Certo, “il M5s riconosce il servizio che molte di queste scuole svolgono sul territorio nazionale”, ma oggi, “alle famiglie dei ragazzi che frequentano le scuole statali viene richiesto di versare un contributo ‘volontario’ all’atto dell’iscrizione”. Anche qui è arduo comprendere il nesso logico ed economico tra i due fenomeni.

Si prosegue chiedendo poi se sia giusto ridurre il numero degli alunni per classe, eliminare le aule con più di trenta alunni per classe e ripristinare il tempo pieno (prosegue l’impegno nel comprendere il collegamento tra i fattori proposti!).

Il movimento poi (già mobilitato in questa direzione) è chiamato a confermare la “smobilitazione” dei test Invalsi perché considerano gli alunni come “prodotti del supermercato” e “accrescono la competizione tra gli alunni”, “penalizzano le scuole che si trovano in territori svantaggiati”.

Infine la consultazione è chiamata contro tutta la Buona Scuola renziana, proponendo di eliminare: la card da 500 euro ai docenti; i poteri ai presidi (difficile cercare nel sito quali sarebbero); la chiamata diretta dei docenti da parte dei dirigenti scolastici (chissà se i pentastellati sanno che praticamente è già stata quasi eliminata); la valutazione degli insegnanti ed il bonus di merito ai docenti; gli organi collegiali; l’alternanza scuola-lavoro obbligatoria perché sfrutta i minori.

Oltre a tutto quello che si deve togliere, si leggono anche alcune proposte come l’inserimento di nuovi programmi di insegnamento: Costituzione ed educazione civica, educazione ambientale, educazione alimentare, educazione all’affettività e alla parità di genere. 

Quello che preoccupa nella lettura dei quesiti referendari non è tanto la foga di smantellare (dove si trovano un po’ tutte le richieste degli ultimi mesi dei sindacati confederali e autonomi della scuola), quanto l’assoluta vaghezza, banalità e, in certi casi, contraddittorietà delle proposte. 

Difficile capire dove dovranno essere reperiti i fondi per dimezzare gli alunni per classe (cioè: raddoppiare gli organici del personale), per praticare sostanziosi aumenti contrattuali ai docenti (non ai presidi!), per aumentare il numero delle discipline.

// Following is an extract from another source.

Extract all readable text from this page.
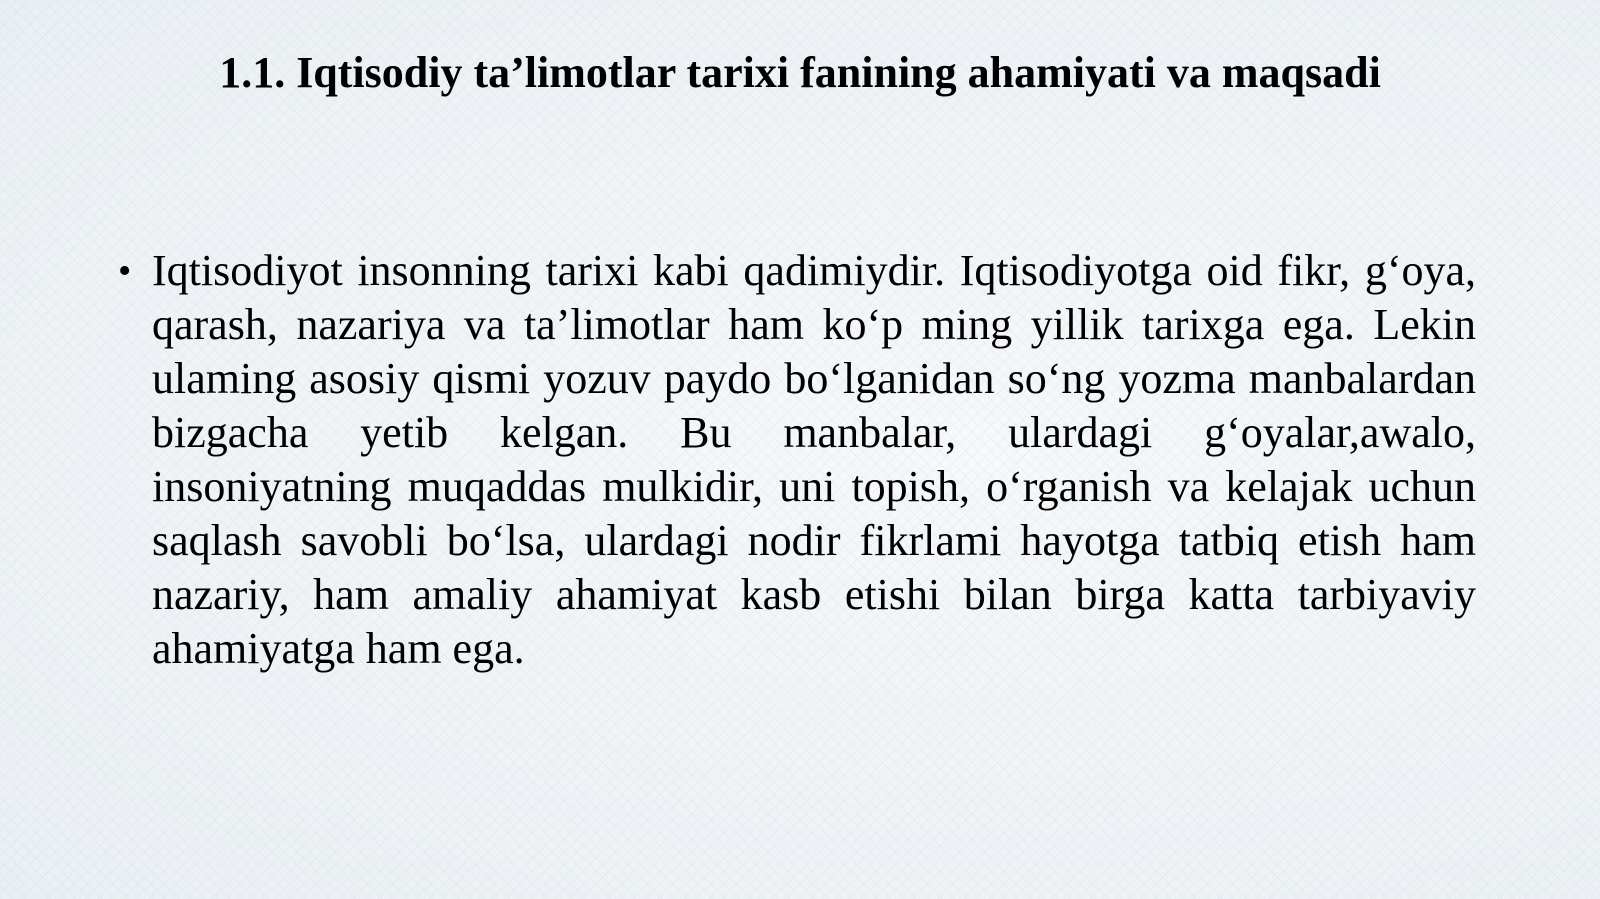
1.1. Iqtisodiy ta’limotlar tarixi fanining ahamiyati va maqsadi
• Iqtisodiyot insonning tarixi kabi qadimiydir. Iqtisodiyotga oid fikr, g‘oya, qarash, nazariya va ta’limotlar ham ko‘p ming yillik tarixga ega. Lekin ulaming asosiy qismi yozuv paydo bo‘lganidan so‘ng yozma manbalardan bizgacha yetib kelgan. Bu manbalar, ulardagi g‘oyalar,awalo, insoniyatning muqaddas mulkidir, uni topish, o‘rganish va kelajak uchun saqlash savobli bo‘lsa, ulardagi nodir fikrlami hayotga tatbiq etish ham nazariy, ham amaliy ahamiyat kasb etishi bilan birga katta tarbiyaviy ahamiyatga ham ega.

Sono davvero convinti che la sottrazione di tutti i fondi attualmente erogati alle scuole paritarie non statali basterà a coprire queste spese? Chissà se, ricordando sul sito di Grillo che le scuole non statali ricevono a tutt’oggi 500 milioni di euro, gli “esperti” 5 Stelle sono poi realmente a conoscenza del fatto che un raddoppio dell’organico del personale necessita pronta-cassa di 30 miliardi di euro (cfr. il bilancio dello stato 2016).

Quindi, dopo aver fatto chiudere le scuole non statali (perché “il servizio che molte di queste scuole svolgono sul territorio nazionale” sarà un po’ difficile proseguirlo a fondi diminuiti) e dopo aver eliminato i contributi volontari che attualmente le famiglie versano alle scuole statali, gli altri 29 miliardi di euro si dovrà pur trovarli da qualche parte per: dare una scuola agli alunni delle scuole paritarie, dare un aumento significativo ai docenti, aumentare le materie, aumentare le classi e così via.

Difficile anche capire come si possa conciliare il sacrosanto desiderio di una scuola che non annoia con la proposta di inserire cinque nuove materie di insegnamento e quindi tenere gli studenti a scuola oltre le 40 ore di lavoro!

Prescindendo da serie considerazioni di carattere culturale ed economico, fa paura immaginare di avere nel 2018 al Governo questi “esperti”: è vero che nella scuola italiana ne abbiamo visti di tutti i colori, ma è anche vero che l’arcobaleno ne ha un numero limitato. Ma si sa: alla fantasia non c’è limite.